Computed Tomography Of The Normal Canine Lumbosacral Spine: A Morphologic Perspective

Feeney DA, Evers P, Fletcher TF, et al.

Veterinary Radiology & Ultrasound 1996;37:399-411.

The lumbosacral spine of six normal dogs weighing 4.5 to 24.5kg was imaged by computed tomography in 5.0 mm & 10.0 mm transverse planes. The vertebral canal and thecal sac (including emerging nerve roots not distinguished as separate structures from the spinal cord) were measured along dorsoventral and transverse dimensions at cranial, middle and caudal levels within each vertebra from transverse tomographic images. Linear measurements were standardized to the dorsoventral dimension of the L6 vertebral midbody to permit comparison and averaging of the vertebral and thecal sac dimensions among different sized dogs. The dorsoventral and transverse vertebral canal size progressively increased from cranial to caudal within each vertebra from L1-L6 (p < 0.05). The transverse dimension of the thecal sac image increased caudally within each vertebra from L1-L4 (p <  0.05). The vertebral canal dorsoventral and transverse dimensions were largest in the midlumbar area (p < 0.05).
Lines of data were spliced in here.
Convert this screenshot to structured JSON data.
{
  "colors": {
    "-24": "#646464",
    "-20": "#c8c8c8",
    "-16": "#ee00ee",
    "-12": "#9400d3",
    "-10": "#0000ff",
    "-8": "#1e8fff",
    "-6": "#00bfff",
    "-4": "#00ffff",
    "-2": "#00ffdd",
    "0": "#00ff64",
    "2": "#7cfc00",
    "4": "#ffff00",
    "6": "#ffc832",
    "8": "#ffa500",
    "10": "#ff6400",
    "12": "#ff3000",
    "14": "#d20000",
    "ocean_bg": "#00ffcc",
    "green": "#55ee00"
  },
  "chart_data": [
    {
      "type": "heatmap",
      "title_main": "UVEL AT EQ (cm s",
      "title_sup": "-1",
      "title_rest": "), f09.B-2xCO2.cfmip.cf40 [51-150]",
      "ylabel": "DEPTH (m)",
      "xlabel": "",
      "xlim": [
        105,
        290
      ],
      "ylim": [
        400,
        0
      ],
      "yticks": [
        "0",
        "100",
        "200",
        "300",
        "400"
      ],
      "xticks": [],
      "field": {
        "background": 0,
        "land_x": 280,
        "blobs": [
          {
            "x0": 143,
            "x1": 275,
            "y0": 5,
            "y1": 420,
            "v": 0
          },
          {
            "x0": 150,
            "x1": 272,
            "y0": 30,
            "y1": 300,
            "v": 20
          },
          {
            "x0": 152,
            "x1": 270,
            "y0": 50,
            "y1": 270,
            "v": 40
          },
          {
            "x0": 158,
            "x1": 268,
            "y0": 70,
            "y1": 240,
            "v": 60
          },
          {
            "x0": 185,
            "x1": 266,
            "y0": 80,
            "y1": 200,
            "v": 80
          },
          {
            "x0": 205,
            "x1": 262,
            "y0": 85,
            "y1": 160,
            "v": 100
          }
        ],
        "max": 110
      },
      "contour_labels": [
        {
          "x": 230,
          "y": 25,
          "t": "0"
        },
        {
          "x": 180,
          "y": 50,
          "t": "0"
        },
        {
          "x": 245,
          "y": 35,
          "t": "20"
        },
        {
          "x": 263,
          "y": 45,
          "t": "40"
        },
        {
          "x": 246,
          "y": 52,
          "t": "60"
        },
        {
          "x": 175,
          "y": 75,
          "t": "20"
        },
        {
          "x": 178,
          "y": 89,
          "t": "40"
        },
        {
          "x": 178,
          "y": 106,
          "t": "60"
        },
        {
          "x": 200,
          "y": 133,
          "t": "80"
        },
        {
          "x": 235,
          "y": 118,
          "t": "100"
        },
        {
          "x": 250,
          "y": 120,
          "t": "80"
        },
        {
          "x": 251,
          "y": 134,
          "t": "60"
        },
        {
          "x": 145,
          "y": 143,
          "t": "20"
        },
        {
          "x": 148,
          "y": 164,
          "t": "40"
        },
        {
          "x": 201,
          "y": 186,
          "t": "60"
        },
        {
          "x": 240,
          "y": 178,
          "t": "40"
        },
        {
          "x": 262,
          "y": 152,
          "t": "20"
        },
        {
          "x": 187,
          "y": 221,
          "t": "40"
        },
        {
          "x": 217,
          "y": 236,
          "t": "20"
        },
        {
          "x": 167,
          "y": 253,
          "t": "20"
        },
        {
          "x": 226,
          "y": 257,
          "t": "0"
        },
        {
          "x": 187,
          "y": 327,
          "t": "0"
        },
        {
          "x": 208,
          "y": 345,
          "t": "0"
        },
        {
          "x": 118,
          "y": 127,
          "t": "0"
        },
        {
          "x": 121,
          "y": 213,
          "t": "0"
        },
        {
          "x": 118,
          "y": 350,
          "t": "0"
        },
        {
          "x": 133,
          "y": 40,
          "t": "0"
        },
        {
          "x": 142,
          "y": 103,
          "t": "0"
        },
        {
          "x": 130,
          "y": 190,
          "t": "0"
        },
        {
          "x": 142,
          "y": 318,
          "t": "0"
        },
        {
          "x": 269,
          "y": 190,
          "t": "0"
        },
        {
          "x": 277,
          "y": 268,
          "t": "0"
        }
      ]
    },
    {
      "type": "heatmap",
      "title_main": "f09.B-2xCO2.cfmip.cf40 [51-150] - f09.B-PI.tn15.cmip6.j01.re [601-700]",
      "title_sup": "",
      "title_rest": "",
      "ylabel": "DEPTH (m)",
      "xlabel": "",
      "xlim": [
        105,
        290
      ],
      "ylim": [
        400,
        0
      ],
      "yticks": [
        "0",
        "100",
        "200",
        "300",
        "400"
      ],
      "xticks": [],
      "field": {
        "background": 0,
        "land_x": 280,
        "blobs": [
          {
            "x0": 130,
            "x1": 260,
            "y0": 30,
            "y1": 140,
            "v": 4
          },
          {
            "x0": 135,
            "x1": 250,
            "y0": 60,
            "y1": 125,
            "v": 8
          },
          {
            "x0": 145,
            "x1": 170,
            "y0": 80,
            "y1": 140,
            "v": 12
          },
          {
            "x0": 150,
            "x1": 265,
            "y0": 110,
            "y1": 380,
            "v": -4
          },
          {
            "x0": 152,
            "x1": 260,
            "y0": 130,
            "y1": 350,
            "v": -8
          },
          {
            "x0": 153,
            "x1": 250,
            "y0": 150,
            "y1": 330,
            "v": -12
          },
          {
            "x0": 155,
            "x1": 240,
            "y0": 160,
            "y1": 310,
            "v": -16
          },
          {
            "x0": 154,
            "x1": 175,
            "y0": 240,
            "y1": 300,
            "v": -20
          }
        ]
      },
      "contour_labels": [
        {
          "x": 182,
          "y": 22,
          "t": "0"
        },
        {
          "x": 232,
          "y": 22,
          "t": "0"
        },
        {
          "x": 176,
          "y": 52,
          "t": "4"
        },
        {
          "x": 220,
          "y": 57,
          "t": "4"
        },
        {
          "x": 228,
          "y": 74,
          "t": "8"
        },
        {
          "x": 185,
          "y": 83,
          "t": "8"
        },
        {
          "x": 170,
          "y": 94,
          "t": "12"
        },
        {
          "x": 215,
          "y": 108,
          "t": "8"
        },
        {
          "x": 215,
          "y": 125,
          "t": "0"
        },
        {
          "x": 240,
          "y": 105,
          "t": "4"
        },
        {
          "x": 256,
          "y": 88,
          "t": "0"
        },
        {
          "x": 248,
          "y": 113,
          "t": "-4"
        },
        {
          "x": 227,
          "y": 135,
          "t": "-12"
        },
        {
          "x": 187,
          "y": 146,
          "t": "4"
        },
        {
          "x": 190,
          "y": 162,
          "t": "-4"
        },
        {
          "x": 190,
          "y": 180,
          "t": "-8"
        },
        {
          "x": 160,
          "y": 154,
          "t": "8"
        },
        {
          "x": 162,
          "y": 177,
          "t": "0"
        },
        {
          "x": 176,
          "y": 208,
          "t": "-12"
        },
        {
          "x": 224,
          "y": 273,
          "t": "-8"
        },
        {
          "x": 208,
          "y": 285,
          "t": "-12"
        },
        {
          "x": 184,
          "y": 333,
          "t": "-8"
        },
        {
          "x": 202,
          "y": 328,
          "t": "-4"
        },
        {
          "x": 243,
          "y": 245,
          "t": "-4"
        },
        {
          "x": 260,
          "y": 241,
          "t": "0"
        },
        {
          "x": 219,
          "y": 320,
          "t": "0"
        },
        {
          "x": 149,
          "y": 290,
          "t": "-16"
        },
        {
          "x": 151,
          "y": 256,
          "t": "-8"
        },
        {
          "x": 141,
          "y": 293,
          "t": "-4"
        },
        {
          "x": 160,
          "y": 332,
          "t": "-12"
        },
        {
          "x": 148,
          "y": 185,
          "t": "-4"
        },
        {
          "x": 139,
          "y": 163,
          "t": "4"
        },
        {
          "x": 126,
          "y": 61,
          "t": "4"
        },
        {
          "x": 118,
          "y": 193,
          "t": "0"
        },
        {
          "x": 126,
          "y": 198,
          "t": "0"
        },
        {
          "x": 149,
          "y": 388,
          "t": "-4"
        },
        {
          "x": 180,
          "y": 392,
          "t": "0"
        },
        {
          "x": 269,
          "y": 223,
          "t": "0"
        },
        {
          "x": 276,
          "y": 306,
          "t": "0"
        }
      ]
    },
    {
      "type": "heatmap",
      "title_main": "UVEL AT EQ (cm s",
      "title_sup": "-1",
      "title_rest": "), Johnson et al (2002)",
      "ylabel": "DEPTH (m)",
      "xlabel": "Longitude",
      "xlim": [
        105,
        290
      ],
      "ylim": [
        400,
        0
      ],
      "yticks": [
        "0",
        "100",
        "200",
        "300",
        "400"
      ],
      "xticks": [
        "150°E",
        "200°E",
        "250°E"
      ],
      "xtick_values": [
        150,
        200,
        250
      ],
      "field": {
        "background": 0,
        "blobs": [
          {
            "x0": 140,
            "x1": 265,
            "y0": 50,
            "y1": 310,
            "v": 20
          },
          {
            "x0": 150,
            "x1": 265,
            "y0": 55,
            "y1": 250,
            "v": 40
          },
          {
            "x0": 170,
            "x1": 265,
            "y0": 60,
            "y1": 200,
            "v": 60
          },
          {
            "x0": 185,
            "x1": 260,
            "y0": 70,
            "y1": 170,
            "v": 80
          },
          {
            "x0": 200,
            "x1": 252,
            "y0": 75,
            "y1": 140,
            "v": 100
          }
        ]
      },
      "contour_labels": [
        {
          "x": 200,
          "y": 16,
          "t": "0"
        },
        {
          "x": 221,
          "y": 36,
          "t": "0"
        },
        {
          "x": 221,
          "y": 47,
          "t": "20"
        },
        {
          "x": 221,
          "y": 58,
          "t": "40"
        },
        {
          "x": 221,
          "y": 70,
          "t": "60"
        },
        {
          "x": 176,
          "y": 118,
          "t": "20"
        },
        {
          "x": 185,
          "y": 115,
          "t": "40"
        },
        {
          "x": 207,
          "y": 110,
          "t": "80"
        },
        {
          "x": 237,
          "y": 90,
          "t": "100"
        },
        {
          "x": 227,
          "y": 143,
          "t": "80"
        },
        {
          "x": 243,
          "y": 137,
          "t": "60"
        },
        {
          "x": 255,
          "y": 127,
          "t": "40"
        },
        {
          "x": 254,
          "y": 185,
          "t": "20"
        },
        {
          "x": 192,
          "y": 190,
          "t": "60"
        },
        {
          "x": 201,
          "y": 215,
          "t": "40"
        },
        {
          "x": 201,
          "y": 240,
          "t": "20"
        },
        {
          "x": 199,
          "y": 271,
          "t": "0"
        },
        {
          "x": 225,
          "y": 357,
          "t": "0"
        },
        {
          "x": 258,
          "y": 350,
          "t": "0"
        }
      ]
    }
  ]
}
The transverse, but not the dorsoventral, imaged dimension of the thecal sac peaked in the L4 vertebra (p < 0.05). The dorsoventral thecal sac image was observed to fill the vertebral canal in the cranial and middle vertebral levels in vertebrae L1 through L5 in over 60% of these normal dogs. However, epidural fat could almost always be seen lateral to the thecal sac regardless of what lumbar vertebra or vertebral level was imaged. Cranial to the lumbosacral junction, the dorsal intervertebral disk margin was almost always concave relative to the thecal sac. However, at the L7-S1 junction, some dogs had flat or even slightly convex dorsal intervertebral disk margins. The dorsal and ventral longitudinal ligaments and the ligamentum flavum could not be identified as distinct structures on the 5.0 mm transverse tomographic images.